Cost-Based Optimization of
Decision Support Queries using
Transient-Views
Subbu N. Subramanian (IBM Santa Teresa Labs)
Shivakumar Venkataraman (IBM Santa Teresa Labs)
Next generation decision support applications, besides being capable
of processing huge amounts of data, require the ability to integrate
and reason over data from multiple, heterogeneous data sources. Often,
these data sources differ in a variety of aspects such as their data
models, the query languages they support, and their network protocols.
Also, typically they are spread over a wide geographical area. The
cost of processing decision support queries in such a setting is quite
high. However, processing these queries often involves redundancies
such as repeated access of same data source and multiple execution of
similar processing sequences. Minimizing these redundancies would
significantly reduce the query processing cost. In this paper, we (1)
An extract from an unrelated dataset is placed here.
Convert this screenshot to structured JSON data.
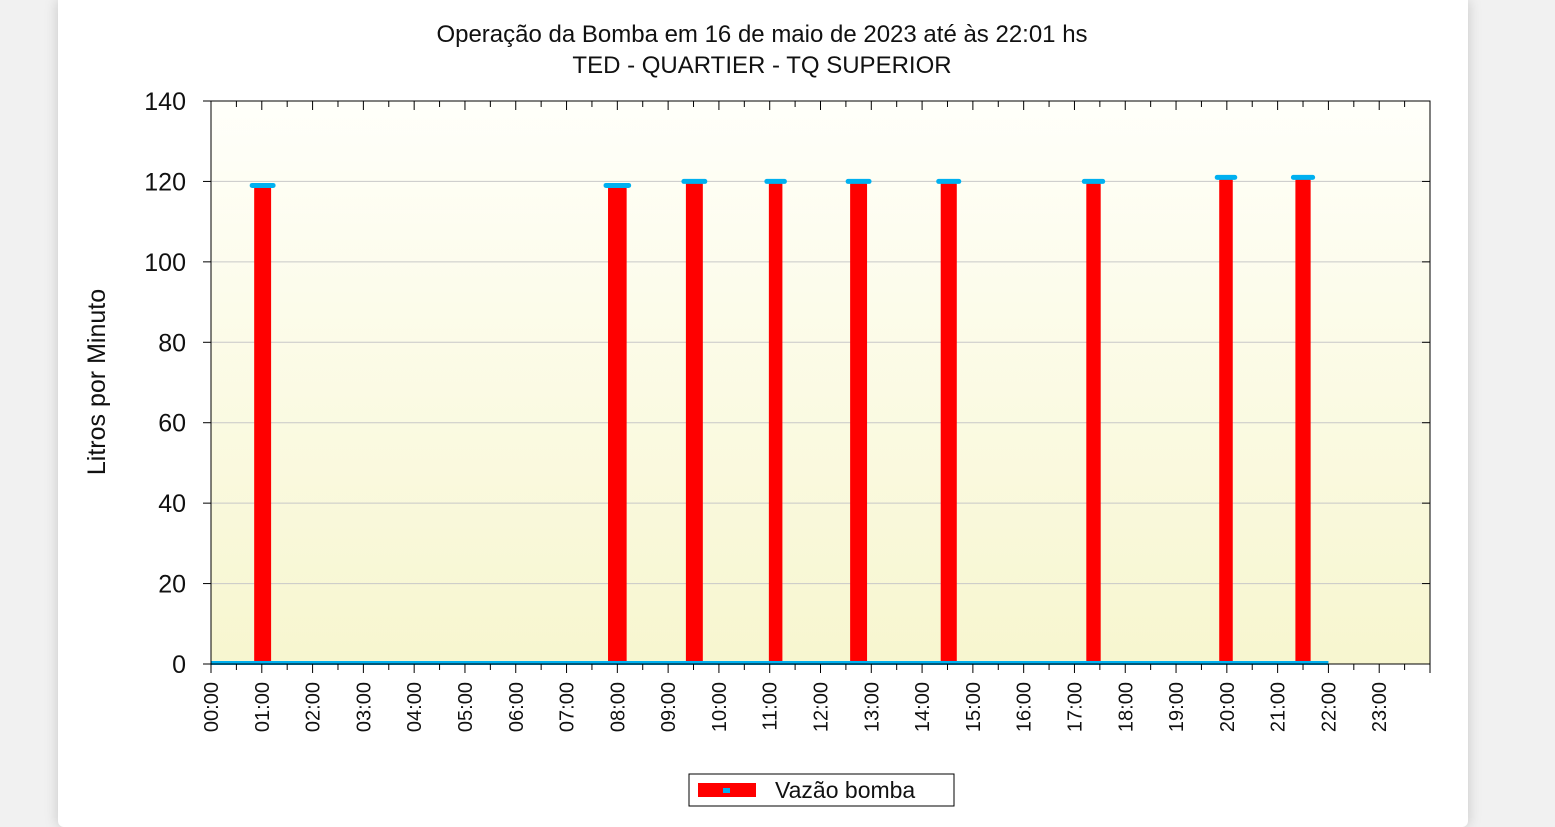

propose an architecture for processing complex decision support
queries involving multiple, heterogeneous data sources; (2) introduce
the notion of {\em transient-views} -- materialized views that exist
only in the context of execution of a query -- that is useful for
minimizing the redundancies involved in the execution of these
queries; (3) develop a {\em cost-based} algorithm that takes a query
plan as input and generates an optimal ``covering plan", by minimizing
redundancies in the original plan; (4) validate our approach by means
of an implementation of the algorithms and a detailed performance
study based on TPC-D benchmark queries on a commercial database
system; and finally, (5) compare and contrast our approach with work
in related areas, in particular, the areas of answering queries using
views and optimization using common sub-expressions. Our experiments
demonstrate the practicality and usefulness of transient-views in
significantly improving the performance of decision support queries.